Я знала про пять этапов умирания, описанных Кюблер-Росс, чтобы помочь людям иметь дело со смертью и со своим горем. Со многим я соглашалась, находила сходство с собой.
1. Отрицание. Определенно, это первые мгновения потрясения после телефонного звонка тогда, в доме у Джессики. Часть меня до сих пор продолжала отрицать очевидное. На уличных перекрестках, в торговых центрах я до сих пор видела бегающего с хохотом Сэма. Где-то в закоулках моего подсознания теплилась надежда, которая цеплялась за слова врача: если бы Сэм выжил, он остался бы на всю жизнь растением. Ночами мне часто снилось, что Сэм жив, просто от меня решили это утаить. Поняв, что мне лгут, я вскакивала, неслась по лабиринтам больничных коридоров, находила его, лежащего в полумраке, опутанного проводами, окруженного аппаратами. Он поворачивал голову и смотрел на меня своими синими глазами, точно так же, как посмотрел, когда только родился. Я просыпалась с бьющимся сердцем, на мокрой подушке.

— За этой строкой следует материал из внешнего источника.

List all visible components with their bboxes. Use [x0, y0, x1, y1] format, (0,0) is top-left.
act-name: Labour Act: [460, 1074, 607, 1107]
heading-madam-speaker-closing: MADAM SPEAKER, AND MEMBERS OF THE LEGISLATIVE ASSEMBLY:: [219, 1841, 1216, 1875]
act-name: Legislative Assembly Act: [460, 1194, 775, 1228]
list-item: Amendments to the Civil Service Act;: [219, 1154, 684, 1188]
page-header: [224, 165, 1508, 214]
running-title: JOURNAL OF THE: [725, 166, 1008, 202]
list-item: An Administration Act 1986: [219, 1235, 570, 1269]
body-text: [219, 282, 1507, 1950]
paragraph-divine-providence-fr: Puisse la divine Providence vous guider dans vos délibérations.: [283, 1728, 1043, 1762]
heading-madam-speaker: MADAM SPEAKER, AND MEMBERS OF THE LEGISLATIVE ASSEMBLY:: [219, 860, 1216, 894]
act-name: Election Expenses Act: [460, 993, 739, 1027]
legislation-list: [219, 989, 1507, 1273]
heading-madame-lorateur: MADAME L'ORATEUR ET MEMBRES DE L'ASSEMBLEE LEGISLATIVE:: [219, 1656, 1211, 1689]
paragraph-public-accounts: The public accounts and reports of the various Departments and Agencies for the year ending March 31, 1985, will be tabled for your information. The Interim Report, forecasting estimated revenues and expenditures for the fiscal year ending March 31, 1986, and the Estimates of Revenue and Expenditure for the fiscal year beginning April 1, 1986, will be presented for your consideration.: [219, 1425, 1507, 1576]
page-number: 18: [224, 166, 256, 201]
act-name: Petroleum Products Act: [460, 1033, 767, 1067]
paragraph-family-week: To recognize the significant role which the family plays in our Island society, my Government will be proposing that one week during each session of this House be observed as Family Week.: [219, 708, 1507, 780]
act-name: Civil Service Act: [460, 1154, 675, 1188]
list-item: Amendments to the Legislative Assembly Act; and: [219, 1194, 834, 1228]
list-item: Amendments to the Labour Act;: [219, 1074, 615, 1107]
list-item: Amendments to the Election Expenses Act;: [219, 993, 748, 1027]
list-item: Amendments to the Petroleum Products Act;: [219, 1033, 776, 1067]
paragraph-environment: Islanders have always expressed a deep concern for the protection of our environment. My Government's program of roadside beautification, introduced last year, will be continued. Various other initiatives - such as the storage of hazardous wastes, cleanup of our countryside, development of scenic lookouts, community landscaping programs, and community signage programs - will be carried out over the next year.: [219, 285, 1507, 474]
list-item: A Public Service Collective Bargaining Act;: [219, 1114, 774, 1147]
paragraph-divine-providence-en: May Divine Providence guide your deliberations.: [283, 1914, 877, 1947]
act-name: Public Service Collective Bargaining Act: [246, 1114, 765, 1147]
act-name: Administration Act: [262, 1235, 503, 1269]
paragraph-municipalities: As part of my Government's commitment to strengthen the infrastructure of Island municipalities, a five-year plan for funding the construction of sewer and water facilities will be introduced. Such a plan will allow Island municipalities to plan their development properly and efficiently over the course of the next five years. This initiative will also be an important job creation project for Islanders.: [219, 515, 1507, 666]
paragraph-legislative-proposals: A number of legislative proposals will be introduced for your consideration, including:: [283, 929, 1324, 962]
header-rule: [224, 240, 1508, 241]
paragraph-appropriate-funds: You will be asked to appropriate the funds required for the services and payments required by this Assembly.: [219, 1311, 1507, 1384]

2. Гнев.Было бы полезно, если бы я, после нескольких недель отрицания, понимала, что перехожу в стадию гнева. Каждая клеточка моего тела вскипала яростью при виде голубей, рассыпанных в небе клочками белой бумаги, при виде женщин за рулем «фордов-эскорт», на самом деле, при виде вообще всех женщин за рулем, а также приятелей и одноклассников Сэма, имевших наглость жить. Если бы я только знала, что этап гнева со временем тоже пройдет. Проблема была в том, что я отрицала и одновременноярилась на весь мир. И надо признаться, предпринимала еще и жалкие…
3. Попытки торговаться.Время от времени, в ванной или за баранкой автомобиля, я вела односторонние переговоры с Богом, умоляя Его (или Ее, как уверяла Рози) перевести стрелки часов назад так, чтобы события 21 января развивались чуть-чуть по-другому: чтобы машина проехала на пять секунд раньше, чем нога Сэма коснется бордюра тротуара, тогда бы голубь был благополучно доставлен к врачу, а вечером мы все сидели бы за столом и пробовали испеченный Стивом торт с лимонным безе. Ну что стоит кому-то (или чему-то) такому всемогущему, как Великий Творец, чуть-чуть подтасовать события? А я взамен готова сделать все что только угодно Ему (или Ей) — уйти в монастырь, вступить в женскую команду регби или спать в палатке и притворяться, что мне это нравится. Все что угодно, лишь бы только спастись от…
4. Депрессии.В шкафу скорби нарядов много. На каждый день годится обычная старая жалость к себе, которую те, кто ею страдают, нередко именуют депрессией. Послеродовая депрессия — платьице понаряднее. Для самых торжественных случаев (с аксессуарами в виде психиатров и таблеток) предлагаются клиническая депрессия, самоубийственная тоска и, наконец, безумие.
Про моих дядюшек, вернувшихся со Второй мировой войны с душой, взбаламученной как яйца в омлете, говорили, что у них депрессия, а может, они даже сумасшедшие. Одного из них поместили-таки в психушку. Незамужняя моя тетя за много лет не произнесла ни слова после того, как мои дед и бабушка заставили ее прекратить близкие отношения с начальницей местной почты. Все обширное семейство с сочувствием и пониманием, столь типичными для новозеландской деревни 1930-х годов, называло ее святошей. Насколько я могла понять, и у тети, и у дядюшек имелись вполне логичные причины для того, чтобы впасть в депрессию.